見下ろした地上には鬱蒼とした森林――といっても魔界の無軌道な植物と比べれば庭師に整えられたように見える――が広がっている。聞こえてくるのは魔獣の咆哮ではなく、鳥のさえずりだ。
「ふっ、これが人の世界か。なかなかに心地よいではないか」
サーガムは、感慨深く息を深く吸った。と、エルタが口を挟んでくる。
「そうでしょうか? 昼間とはいえ陽の光が強すぎますし、わたくしはなんだか落ち着きません」
確かに魔界の太陽よりも眩しいように感じるが、魔族だからといって陽の光のもとにかき消えるわけではない。直に慣れるだろう。

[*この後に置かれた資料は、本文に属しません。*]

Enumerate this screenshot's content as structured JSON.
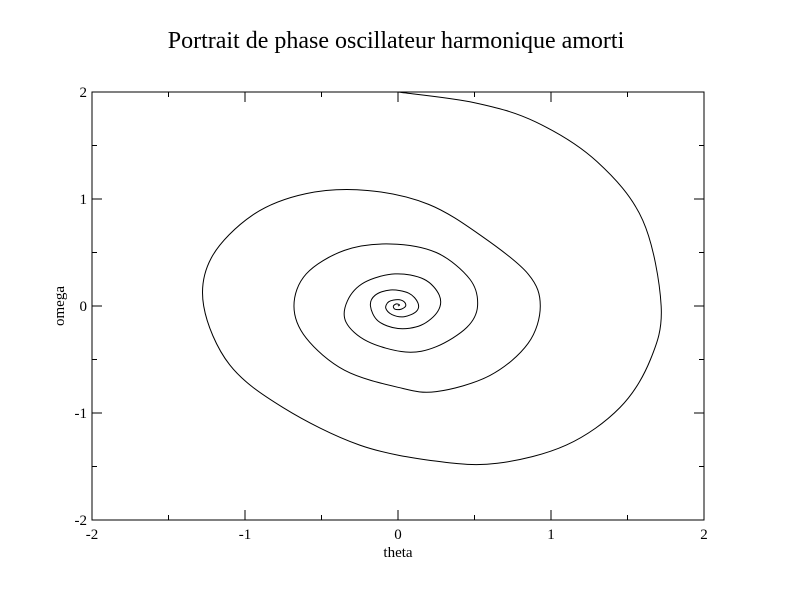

そんなことを考えていると、空間の裂け目が徐々に塞がり始めた。特別な手立てがなければ、一度開いた穴もこうしてほどなくして修復されてしまうのだ。
「あぁ……」
完全に消えた穴のあった場所を見つめエルタは深妙な表情をしたが、サーガムには微塵の未練もなかった。
「さて、まず向かうべきは――」
懐から人間界の地図を取り出して広げる。写しである魔界と人間界は、地形もほぼ共通している。そこからおおよその現在位置は割り出せた。
「ふむ、手近なのはここか」
ひとりごちて地図をしまうと、サーガムは翼を羽ばたかせて素早く移動を開始した。
「ど、どこへ向かわれるのですか? サーガム様ぁ、ちゃんと教えてくださいよぉ!」
背後から微かにエルタの声が聞こえたが、速度を落としはしない――いや、落とすことができない。ずっと、ずっと、長い間思い描いていた。この時が来るのを。
「待たせたな、人間どもよ。余が貴様らを救ってやろう、勇者としてな」
はははははっ、というサーガムの笑い声が、人間界の空に長く響き渡った。